Anyway, for my servers, I still use:
echo 10 > /proc/sys/vm/swappiness
for running system that was not already configured by:
echo >/etc/sysctl.d/90-swapiness.conf 'vm.swappiness = 10'
before last reboot.
Use of vmstat 1
I often use this, but as I like graphical presentation, I've build (in 2009)
a perl CGI, that could work in standalone:
http://perso.f-hauri.ch/~felix/marcm/vmstat.cgi
This script is self-downloadable, work in any web server, but could be used directly on poor systems. Graphics are drawn in svg and rendered by your browser.
Sample of use:
wget -O vmstat.pl http://perso.f-hauri.ch/~felix/marcm/vmstat.cgi/download/vmstat.cgi
LANG=C perl vmstat.pl
CGI::Pretty is DEPRECATED and will be removed in a future release.
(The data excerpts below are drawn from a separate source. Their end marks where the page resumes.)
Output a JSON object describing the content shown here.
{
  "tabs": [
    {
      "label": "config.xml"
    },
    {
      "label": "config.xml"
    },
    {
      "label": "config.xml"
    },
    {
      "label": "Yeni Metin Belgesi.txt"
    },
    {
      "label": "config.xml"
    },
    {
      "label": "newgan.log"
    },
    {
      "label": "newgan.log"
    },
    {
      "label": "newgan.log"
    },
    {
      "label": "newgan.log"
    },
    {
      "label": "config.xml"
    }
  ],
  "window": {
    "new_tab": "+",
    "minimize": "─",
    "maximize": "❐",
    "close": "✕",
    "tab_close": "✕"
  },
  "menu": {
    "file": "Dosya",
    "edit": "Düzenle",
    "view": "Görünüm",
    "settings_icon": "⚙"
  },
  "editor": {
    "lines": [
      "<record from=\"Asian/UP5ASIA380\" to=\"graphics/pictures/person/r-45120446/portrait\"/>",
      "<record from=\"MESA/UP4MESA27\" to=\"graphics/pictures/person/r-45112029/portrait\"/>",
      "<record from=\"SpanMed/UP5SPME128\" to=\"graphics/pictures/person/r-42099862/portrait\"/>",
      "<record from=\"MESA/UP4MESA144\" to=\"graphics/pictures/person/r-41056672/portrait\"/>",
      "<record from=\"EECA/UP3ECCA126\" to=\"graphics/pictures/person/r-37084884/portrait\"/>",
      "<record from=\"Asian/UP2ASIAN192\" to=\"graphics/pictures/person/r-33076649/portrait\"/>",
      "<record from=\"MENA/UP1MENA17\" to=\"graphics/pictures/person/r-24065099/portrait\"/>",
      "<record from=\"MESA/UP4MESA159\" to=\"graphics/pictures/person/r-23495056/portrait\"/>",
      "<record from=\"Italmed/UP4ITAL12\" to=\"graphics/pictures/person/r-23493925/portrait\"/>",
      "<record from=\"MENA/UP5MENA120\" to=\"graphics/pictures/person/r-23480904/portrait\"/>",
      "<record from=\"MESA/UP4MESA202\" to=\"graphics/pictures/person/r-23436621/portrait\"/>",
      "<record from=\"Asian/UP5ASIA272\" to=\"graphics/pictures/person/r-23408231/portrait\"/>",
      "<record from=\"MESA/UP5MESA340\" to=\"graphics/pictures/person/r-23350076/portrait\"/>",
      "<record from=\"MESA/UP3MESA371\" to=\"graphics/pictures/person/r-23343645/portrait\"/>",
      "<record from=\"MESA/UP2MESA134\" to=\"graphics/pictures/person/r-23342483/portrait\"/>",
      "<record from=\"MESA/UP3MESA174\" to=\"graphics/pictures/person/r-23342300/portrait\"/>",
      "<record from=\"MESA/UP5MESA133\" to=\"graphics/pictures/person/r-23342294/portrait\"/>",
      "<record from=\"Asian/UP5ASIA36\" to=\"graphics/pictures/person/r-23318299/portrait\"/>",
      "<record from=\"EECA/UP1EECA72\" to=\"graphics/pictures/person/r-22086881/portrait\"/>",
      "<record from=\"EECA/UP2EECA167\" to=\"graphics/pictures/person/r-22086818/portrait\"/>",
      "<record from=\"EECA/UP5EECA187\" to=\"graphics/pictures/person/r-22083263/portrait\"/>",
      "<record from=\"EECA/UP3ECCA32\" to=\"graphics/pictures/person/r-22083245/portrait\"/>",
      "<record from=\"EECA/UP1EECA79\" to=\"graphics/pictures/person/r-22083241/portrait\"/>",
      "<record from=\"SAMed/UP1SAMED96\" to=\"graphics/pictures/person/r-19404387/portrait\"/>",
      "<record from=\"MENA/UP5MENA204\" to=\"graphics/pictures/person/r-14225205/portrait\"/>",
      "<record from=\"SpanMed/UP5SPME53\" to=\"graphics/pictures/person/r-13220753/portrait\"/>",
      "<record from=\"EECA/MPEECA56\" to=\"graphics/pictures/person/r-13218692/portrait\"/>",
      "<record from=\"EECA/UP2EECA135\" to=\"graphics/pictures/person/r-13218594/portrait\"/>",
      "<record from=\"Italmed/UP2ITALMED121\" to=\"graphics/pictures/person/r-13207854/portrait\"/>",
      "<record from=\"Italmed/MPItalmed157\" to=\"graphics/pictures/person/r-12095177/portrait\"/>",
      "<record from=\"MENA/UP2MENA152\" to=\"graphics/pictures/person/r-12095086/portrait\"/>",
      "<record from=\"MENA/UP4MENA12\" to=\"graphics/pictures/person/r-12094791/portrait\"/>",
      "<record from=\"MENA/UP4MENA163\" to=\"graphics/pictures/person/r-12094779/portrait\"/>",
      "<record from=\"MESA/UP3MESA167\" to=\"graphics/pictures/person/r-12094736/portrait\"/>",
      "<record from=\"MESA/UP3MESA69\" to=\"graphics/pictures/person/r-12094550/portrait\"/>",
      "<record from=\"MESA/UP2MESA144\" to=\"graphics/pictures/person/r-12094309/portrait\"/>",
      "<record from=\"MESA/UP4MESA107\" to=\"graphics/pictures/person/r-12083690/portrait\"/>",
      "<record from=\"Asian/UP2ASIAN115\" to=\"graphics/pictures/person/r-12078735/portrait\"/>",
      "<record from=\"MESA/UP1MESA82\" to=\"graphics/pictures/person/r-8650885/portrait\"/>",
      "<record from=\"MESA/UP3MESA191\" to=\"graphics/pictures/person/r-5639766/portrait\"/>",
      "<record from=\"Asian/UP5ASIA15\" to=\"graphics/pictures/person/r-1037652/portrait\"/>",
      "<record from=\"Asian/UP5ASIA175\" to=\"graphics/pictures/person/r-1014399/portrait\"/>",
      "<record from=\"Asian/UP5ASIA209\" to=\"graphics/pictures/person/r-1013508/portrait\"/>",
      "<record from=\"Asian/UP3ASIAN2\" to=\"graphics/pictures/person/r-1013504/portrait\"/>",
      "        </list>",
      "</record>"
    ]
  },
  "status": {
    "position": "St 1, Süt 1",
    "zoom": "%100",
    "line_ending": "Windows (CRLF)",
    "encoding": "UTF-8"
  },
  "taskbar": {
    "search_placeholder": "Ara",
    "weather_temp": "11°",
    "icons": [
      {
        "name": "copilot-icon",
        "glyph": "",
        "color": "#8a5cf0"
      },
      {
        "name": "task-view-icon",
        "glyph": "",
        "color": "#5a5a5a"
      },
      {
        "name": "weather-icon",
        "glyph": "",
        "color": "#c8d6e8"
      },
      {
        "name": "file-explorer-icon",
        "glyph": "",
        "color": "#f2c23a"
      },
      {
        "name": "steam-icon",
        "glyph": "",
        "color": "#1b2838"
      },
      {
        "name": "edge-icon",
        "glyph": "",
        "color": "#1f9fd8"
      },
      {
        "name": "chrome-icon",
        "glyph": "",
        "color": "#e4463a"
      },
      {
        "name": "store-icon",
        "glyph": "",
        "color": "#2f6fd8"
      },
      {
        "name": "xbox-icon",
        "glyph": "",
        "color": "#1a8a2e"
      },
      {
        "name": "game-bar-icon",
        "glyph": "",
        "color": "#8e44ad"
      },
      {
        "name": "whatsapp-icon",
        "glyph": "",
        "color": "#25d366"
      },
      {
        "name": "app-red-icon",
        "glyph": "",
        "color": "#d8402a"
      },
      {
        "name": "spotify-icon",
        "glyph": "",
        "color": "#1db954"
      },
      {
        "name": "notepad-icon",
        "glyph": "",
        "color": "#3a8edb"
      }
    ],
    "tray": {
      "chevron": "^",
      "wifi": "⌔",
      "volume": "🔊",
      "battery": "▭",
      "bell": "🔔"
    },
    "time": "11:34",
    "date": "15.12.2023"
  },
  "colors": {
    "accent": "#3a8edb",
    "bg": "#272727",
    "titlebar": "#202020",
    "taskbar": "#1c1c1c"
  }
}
Please see https://github.com/leejo/CGI.pm/issues/162 for more information at /usr/share/perl5/CGI/Pretty.pm line 20.
Server started at port 8881
Yes, it's an old script Don't run them as root!!.
...Then you could connect with a browser:
http://ip.add.re.ss:8881/
http://127.0.0.1/?delay=1&width=1800&height=120
Here 1'800 dots with a delay of 1 seconds make half hour graphs.